A new approach to chronic pain evaluation that allows patients to answers questions online or over the phone may lead to more accurate assessments of how well they’re benefiting from pain management, according to a team of researchers led by a professor at the Georgia State University School of Public Health.
“The treatment and clinical management of chronic pain is among the most vexing challenges currently facing primary care providers,” the researchers said. Despite recognition of the benefits of patients’ self-reported pain assessments, it’s typically not a routine part of clinical practice and is not integrated into most health care systems’ electronic records, they noted.

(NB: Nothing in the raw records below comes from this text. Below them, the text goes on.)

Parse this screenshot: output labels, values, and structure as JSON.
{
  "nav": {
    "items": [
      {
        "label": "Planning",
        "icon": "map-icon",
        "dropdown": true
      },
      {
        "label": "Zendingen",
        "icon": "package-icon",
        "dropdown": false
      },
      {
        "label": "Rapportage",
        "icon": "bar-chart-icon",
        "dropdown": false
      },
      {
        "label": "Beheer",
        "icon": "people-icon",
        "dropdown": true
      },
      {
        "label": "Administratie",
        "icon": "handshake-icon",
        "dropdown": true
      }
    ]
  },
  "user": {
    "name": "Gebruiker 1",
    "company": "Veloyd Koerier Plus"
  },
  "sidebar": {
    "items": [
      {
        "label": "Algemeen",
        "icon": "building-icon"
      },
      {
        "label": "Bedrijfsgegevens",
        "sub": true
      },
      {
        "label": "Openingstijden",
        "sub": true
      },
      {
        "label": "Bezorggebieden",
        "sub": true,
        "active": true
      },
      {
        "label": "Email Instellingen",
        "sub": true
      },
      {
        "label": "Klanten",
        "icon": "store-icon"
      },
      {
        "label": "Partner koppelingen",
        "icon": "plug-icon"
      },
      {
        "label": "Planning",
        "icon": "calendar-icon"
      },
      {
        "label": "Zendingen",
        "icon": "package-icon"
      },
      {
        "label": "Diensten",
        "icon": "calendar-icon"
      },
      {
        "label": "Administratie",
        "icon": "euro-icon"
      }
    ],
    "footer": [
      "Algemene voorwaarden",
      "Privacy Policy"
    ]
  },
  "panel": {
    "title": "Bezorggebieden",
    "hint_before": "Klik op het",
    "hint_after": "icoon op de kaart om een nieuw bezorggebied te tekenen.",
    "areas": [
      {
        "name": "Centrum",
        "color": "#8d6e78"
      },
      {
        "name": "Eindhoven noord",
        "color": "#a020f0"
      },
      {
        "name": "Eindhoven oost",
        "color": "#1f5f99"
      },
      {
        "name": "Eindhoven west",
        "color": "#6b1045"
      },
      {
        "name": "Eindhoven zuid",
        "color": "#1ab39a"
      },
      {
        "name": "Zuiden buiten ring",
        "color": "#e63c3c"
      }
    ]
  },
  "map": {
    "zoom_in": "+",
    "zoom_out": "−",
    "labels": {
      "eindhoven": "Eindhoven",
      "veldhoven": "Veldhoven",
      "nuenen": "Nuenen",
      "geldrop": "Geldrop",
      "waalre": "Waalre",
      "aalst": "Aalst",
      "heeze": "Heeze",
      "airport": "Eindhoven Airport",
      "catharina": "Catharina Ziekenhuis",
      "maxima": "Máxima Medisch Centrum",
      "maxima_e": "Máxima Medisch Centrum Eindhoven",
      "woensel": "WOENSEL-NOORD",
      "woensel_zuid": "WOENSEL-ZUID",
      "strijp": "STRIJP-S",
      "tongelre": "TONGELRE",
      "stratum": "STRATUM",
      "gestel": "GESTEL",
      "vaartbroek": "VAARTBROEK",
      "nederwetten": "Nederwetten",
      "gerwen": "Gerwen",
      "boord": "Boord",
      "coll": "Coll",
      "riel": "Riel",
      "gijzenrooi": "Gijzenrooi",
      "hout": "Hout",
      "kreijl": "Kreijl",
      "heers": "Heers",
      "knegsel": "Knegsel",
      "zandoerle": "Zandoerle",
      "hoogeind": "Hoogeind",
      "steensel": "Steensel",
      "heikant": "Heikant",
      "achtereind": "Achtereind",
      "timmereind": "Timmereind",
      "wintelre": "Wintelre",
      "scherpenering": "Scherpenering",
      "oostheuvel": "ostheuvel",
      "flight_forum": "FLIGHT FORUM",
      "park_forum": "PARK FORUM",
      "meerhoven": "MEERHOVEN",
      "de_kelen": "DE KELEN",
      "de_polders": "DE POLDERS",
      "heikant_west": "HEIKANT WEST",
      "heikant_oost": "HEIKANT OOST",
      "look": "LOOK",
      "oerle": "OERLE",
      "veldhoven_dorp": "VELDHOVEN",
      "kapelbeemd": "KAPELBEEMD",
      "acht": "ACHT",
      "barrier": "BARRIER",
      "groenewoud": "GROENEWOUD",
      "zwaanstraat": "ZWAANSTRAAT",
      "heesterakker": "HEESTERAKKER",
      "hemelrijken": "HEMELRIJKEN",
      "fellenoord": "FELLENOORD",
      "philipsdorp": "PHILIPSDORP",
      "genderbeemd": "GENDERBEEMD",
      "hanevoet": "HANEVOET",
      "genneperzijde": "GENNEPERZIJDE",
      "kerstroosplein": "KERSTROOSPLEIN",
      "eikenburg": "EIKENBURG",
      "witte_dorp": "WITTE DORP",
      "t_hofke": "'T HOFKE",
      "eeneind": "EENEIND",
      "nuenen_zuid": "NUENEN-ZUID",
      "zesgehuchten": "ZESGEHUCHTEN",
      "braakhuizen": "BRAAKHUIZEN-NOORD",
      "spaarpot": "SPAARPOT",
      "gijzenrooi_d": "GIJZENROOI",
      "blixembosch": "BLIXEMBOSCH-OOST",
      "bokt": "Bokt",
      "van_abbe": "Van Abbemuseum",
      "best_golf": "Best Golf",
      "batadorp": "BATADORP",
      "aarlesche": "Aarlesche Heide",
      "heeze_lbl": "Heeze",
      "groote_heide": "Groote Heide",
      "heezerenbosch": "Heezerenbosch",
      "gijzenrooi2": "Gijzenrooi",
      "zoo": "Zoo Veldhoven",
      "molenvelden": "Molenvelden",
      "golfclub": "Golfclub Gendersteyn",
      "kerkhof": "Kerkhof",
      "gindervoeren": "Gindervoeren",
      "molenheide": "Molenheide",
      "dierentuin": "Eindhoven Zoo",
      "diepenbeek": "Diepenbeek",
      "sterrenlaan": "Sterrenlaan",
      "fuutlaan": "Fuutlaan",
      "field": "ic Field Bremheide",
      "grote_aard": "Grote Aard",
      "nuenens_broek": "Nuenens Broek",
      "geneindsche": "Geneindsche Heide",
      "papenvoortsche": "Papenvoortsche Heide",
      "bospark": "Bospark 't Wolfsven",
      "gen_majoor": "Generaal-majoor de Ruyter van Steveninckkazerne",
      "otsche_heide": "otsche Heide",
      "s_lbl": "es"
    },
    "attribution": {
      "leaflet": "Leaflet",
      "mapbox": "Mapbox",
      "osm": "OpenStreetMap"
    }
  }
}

“As the dangers of the use of opioid medication as first-line treatment for chronic pain have become apparent, the need for such assessments is especially imperative,” the researchers said.
The study set up a clinical trial, the Pain Program for Active Coping and Training (PPACT), which was conducted in three regions of the Kaiser Permanente health care system: Georgia, Hawaii and Northwest (Oregon and southwest Washington). Assessing the scope of patients’ pain on a quarterly basis allowed clinicians to meet state regulatory requirements related to patient safety without being overly burdensome, the researchers said.
Researchers devised a three-tier system for administering patient pain assessments and collecting data: First, patients were given the opportunity to answer questions online in a format tied to their electronic personal health records. Patients who did not respond online within seven days received an automated phone call from Kaiser Permanente that used interactive voice technology to ask questions and record answers. Patients who were not reached or did not complete the assessment through the automated phone call within five days were contacted directly by clinical staff working with the research team.
Results of the clinical trial are published in the Journal of General Internal Medicine in the article “Automating Collection of Pain-Related Patient-Reported Outcomes to Enhance Clinical Care and Research.” The study’s lead author is Dr. Ashli Owen-Smith, assistant professor of health management and policy at Georgia State and an affiliated investigator with Kaiser Permanente.
PPACT’s tiered approach resulted in a completion rate of 86 percent, with little difference in response rates across demographic groups, with the exception of age. Older patients were more likely to respond to both online and to automated calls than younger study participants.
Among a group of 632 patients who had been part of PPACT’s clinical trial for at least one year, 96 percent completed a pain assessment. This rate was higher than the group’s completion of such assessments in a doctor’s office, clinic or hospital, which was 74 percent.